Do you ever get this feeling where you're about to sofficate, asphyxiated by your surrounding. The people you encounter, the thoughts you hold, the things you have to do. Is this world a set of rules we shouldn't cross to survive? Is the lasting of our species contingent upon respecting what others want or following our own gut feeling.
I am going through that feeling thses days. I have really a traffic jam of thoughts in my head all of which I don't think I can handle. My parents and I have clashing ideas about a particular subeject. They started discussing it with me, ending the conversation by : "do what you want", as implicitly saying "do what we want". It's a whole lot of pressure they are dragging me into. At the end, I feel that if I do what I really want I'd look a miserable apathetic selfish girl who don't give a shit about what her parents think while it's the complete opposite. In contrast to many teenagers of my age who tend to pleasing themselves by hook or by by crook, I lean towards pleasing all sides even if the solution is way far fetched and unaccepted by me. That sounds a bit frivolous in some way since accepting what I don't really want was never my thing but when it comes to my parents my kind little heart remains above all dignity. Though when I happen to be aware that my parents are completly wrong, I do not give up easily. I then find myself thinking about any futility that could be conceivable by my parents. I'm even sometimes driven to rehash old arguments where I proved myself right. Yes I know no excuse encomposes how lame and clumsy it is of me to rehash old stuff but they've left me with no other alternatives.

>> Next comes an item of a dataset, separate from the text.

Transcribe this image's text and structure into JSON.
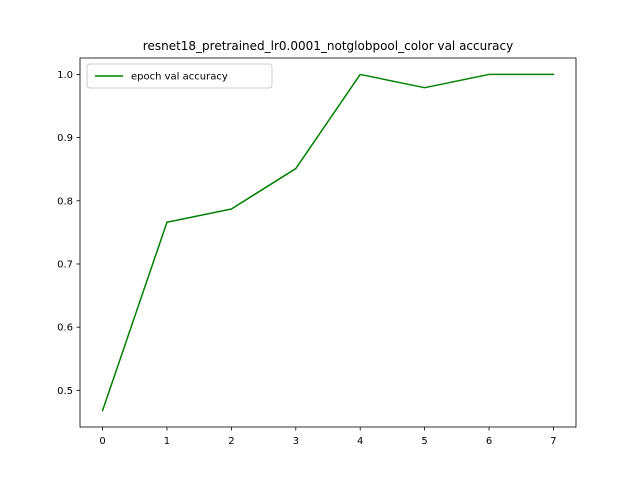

Though, I've been thinking all day about what I should do in this case. I'm no selfish apatheticgirl for I care too much about others but I really wanna be in that class. Is it really that wrong? I can't forecast what will happen then but I'm positive that I'll be more knowledgeable in English studies and communication. Although my parents are kind of leery of the importance of this class concidering the fact that my sisters didn't continue until this level. They both stopped at Adv4. Actually I won't deny that my sisters and I are alike concerning our studies but we do not agree much on this point. My passion for English was secretly growing as time passed by, exceeding that which of my sisters. Maybe my urge has more powerful assets.